Why hasn't the Manning Centre's charitable status gotten more attention? CRA's own guidelines on political activities raise some interesting questions. For e.g.,
Under the Income Tax Act and in common law, an organization established for a political purpose cannot be a registered charity. The courts have determined political purposes to be those that seek to:

further the interests of a particular political party or support a political party or candidate for public office;
If you review the Manning site, their School of Practical Politics is devoted to training conservative political activists:
With voter turnout at an all time low, the political process needs to be demystified and reinvigorated.

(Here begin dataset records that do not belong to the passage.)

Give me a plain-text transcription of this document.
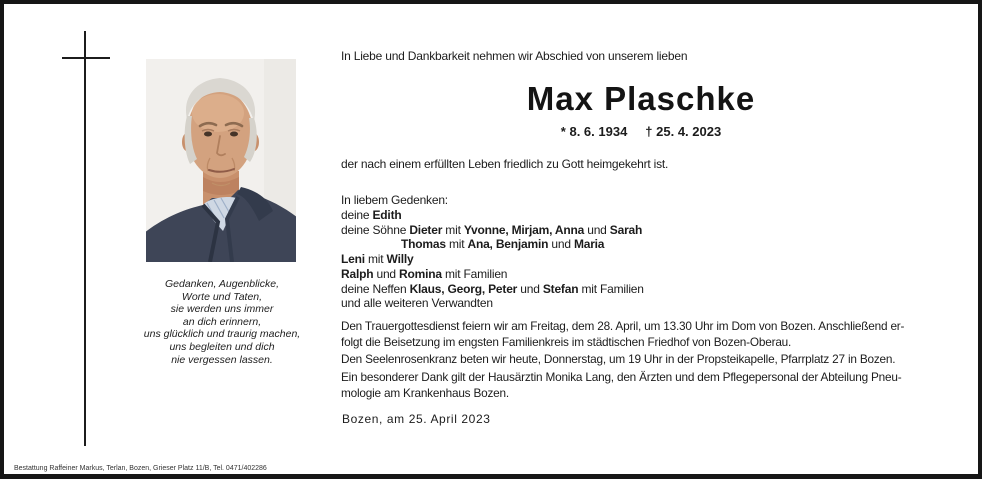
Gedanken, Augenblicke,
Worte und Taten,
sie werden uns immer
an dich erinnern,
uns glücklich und traurig machen,
uns begleiten und dich
nie vergessen lassen.
In Liebe und Dankbarkeit nehmen wir Abschied von unserem lieben
Max Plaschke
* 8. 6. 1934 † 25. 4. 2023
der nach einem erfüllten Leben friedlich zu Gott heimgekehrt ist.
In liebem Gedenken:
deine Edith
deine Söhne Dieter mit Yvonne, Mirjam, Anna und Sarah
Thomas mit Ana, Benjamin und Maria
Leni mit Willy
Ralph und Romina mit Familien
deine Neffen Klaus, Georg, Peter und Stefan mit Familien
und alle weiteren Verwandten

Den Trauergottesdienst feiern wir am Freitag, dem 28. April, um 13.30 Uhr im Dom von Bozen. Anschließend er-
folgt die Beisetzung im engsten Familienkreis im städtischen Friedhof von Bozen-Oberau.

Den Seelenrosenkranz beten wir heute, Donnerstag, um 19 Uhr in der Propsteikapelle, Pfarrplatz 27 in Bozen.

Ein besonderer Dank gilt der Hausärztin Monika Lang, den Ärzten und dem Pflegepersonal der Abteilung Pneu-
mologie am Krankenhaus Bozen.

Bozen, am 25. April 2023
Bestattung Raffeiner Markus, Terlan, Bozen, Grieser Platz 11/B, Tel. 0471/402286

By drawing on years of political experience, and some of the brightest minds in the conservative movement, the Manning School of Practical Politics aims to: Train future political leaders at the grassroots level, Teach key campaign skills to improve the quality and effectiveness of grassroots activists and Help more conservatives get elected

The Manning Centre believes that the conservative movement’s most important resource is its people, and that as a movement we must invest more in our grassroots activists and our future leaders.
See also this page.

Their conference on the weekend included such agenda items as "How can we win political campaigns promoting a reduced role for government?"

Recall during the Ontario provincial election when that one video of David Suzuki walking with Dalton McGuinty caused such a huge ruckus from right wing commentators over the Suzuki Foundation's charitable status. Seems like the Manning Centre, with the goal of helping more conservatives get elected, among other things, might warrant some scrutiny of its own.

Update (6:00 p.m.): Dave recently raised the issue of the Manning Centre's charitable status as well, in the context of a Manning op-ed a few weeks back.